MARYSVILLE — The Marysville School District’s insurance company has agreed to pay $18 million to the families of the children who were killed or injured in the 2014 shootings at Marysville-Pilchuck High School.
“I think this is a good thing for the families who fought for justice on behalf of their kids,” Tacoma attorney Julie Kays said Monday. “This is never going to bring back their child or, for Nate (Hatch) it’s not going to erase the horror of that day.”
Four young people were killed and a fifth was injured when a freshman opened fire inside a cafeteria Oct. 24, 2014. The teenage shooter then took his own life.
The lawsuit was filed in 2016 on behalf of the parents of Andrew Fryberg, Zoe Galasso, Gia Soriano and Shaylee Chuckulnaskit, who were killed, and Nate Hatch, who survived a gunshot to the jaw.
Superintendent Becky Berg on Monday said the decision to settle was made by the district’s insurance company.
“We absolutely believe we did nothing wrong,” she said.
The school district had been dropped from the lawsuit earlier this year. Substitute teacher Rosemary Cooper, however, remained a defendant and as a school employee she was covered by the district’s insurance if her actions were deemed reasonable. The case was set to go to trial in October.
The lawsuit centered on Cooper’s evolving story about how she’d been warned about the impending violence before the shooter opened fire on friends as they sat at a lunch table in a crowded cafeteria. Her claims came to the attention of detectives when the school district heard that Cooper had told friends at a church supper about having been warned a couple of days before the shootings.
Cooper first told investigators she shared the information with school staff in the office and wrote a note. Her account was discredited by detectives who investigated the high school shootings. The detectives reported finding no evidence to support Cooper’s story, even after searching through the school’s trash for the note she claims to have left. They also tracked down the boy she claimed tipped her off.
School staff denied receiving a warning. They also said the person Cooper claimed to have told didn’t match the description of anyone working at the school. A janitor sifted through trash bins looking for Cooper’s note, without success. The student who Cooper said warned her denied it happened. He told detectives he’d apologized to Cooper for how rowdy the class had been that day. Classmates had been making fun of the substitute teacher by sharing altered photos of her on their phones, he said.
When confronted by detectives, Cooper told them she “can’t be sure” that she actually received a warning, and perhaps was confused from watching so much TV coverage about the killings, records show. In pleadings, Cooper’s attorneys acknowledged that about a year after the shootings she told a TV reporter that she had been warned but when she met with detectives later “they just didn’t want to hear the truth.”
The plaintiffs filed pleadings earlier this year suggesting that Cooper received a warning but didn’t report it to anyone. They pointed to her medical records, which were made public when they were attached as exhibits to the pleadings. Cooper was seeking help for depression and anxiety over the lawsuit.
She allegedly described being full of guilt for not alerting others at the school after claiming she was shown a text message or “post” regarding the shooter’s plans. If such a post existed, it never became part of the police investigation. Detectives obtained the shooter’s texts and social media messages. He made references to ending his life, mostly in private messages to his former girlfriend. The investigation found that he didn’t make his plans clear until minutes before opening fire.
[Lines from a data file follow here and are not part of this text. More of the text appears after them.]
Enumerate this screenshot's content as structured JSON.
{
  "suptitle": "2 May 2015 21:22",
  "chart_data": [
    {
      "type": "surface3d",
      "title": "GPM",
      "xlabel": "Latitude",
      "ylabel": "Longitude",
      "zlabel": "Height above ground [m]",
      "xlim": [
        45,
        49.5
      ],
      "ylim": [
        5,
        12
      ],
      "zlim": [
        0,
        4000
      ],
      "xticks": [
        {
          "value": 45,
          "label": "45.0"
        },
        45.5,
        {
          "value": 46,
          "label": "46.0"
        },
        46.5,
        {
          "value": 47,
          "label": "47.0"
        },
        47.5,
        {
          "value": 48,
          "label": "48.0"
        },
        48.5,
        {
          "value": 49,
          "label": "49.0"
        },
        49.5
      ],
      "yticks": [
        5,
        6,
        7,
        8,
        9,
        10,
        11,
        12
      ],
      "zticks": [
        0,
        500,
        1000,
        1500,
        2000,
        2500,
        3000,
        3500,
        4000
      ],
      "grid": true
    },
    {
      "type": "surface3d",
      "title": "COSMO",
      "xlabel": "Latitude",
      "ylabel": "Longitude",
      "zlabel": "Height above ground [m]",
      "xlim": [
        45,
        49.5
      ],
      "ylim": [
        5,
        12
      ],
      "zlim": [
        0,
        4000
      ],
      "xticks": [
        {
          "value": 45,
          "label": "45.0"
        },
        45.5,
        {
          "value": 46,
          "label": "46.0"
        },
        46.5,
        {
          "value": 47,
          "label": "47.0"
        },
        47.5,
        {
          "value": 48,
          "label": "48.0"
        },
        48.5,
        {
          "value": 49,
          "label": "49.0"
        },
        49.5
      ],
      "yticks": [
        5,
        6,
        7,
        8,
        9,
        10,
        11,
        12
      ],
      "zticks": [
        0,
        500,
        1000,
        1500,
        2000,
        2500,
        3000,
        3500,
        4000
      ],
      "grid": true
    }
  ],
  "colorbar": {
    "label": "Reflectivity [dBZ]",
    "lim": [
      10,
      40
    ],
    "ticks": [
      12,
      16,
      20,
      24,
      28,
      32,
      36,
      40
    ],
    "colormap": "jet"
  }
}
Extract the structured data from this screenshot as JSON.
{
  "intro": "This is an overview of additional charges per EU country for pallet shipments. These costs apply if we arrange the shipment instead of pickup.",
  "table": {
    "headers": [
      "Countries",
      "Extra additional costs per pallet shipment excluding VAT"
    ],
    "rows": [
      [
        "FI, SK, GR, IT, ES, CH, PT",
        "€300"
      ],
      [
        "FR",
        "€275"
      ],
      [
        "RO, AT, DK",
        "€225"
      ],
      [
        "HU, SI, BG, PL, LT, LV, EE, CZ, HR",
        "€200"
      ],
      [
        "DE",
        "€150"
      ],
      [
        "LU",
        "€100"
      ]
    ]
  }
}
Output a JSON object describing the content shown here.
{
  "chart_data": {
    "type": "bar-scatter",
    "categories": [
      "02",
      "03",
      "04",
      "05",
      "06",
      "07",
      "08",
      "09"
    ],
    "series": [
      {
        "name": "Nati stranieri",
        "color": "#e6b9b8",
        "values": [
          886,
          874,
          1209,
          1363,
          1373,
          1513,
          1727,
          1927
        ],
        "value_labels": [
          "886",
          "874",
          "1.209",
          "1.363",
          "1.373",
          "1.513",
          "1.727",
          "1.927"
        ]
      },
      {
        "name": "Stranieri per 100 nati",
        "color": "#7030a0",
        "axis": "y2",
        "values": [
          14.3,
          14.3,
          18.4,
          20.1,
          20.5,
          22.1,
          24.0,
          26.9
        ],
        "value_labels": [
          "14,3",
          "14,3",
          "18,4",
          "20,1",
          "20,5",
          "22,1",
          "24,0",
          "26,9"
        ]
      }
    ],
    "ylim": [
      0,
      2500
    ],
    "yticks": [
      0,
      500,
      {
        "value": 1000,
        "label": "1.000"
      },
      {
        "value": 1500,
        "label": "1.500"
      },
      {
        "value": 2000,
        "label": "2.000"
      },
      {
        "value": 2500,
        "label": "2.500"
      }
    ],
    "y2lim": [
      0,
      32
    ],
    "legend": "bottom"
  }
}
“Ultimately it would have been up to a jury to decide” if the teacher reported the warning or sat on the information, Kays said. “Either way, the ball was dropped, and this could have been prevented.” The district has maintained that there is no evidence supporting claims that it was forewarned. Nothing has changed, Berg said.
“We first and foremost continue to grieve the lives lost and the lives forever changed. The families will forever be in our hearts,” she said.
“We remain steadfast in our support of the heroic actions of our staff that day. They saved many lives that day and that came at personal cost to many of them,” she said.
School staff did the right thing and what they were trained to do, Berg added.
The district will continue to focus on the safety, welfare and education of students. It also will continue to offer mental health services to those affected by the violence, she said.
The district was insured for a total amount of $20 million. The settlement and legal costs have consumed that amount.
“Any further lawsuits would affect the district’s bottom line” and come directly out of the budget, Berg said.
In pleadings, Beauregard wrote that the plaintiffs elected not to pursue amounts that would have eroded the district’s general budget or impacted classrooms.
“The facts of this case are tragic, and the errors that led to this lawsuit, substantial,” Beauregard wrote. “At the same time, the Marysville School District, Rosemary Cooper, and the assigned insurance representatives and attorneys handled this matter with great dignity and respect for the aggrieved families.”
Raymond Fryberg, the father of the shooter, remains named as a defendant. His gun was used in the shootings. He was sentenced to two years in federal prison for possessing a firearm. He was not allowed to have guns, the result of a 2002 domestic-violence protection order filed by a former girlfriend.
At the sentencing Assistant U.S. Attorney Ye-Ting Woo said that if Fryberg had not broken gun laws, “these families would not have lost their children, or have a child with deep psychological and emotional scars.”
Fryberg is scheduled to be released later this year.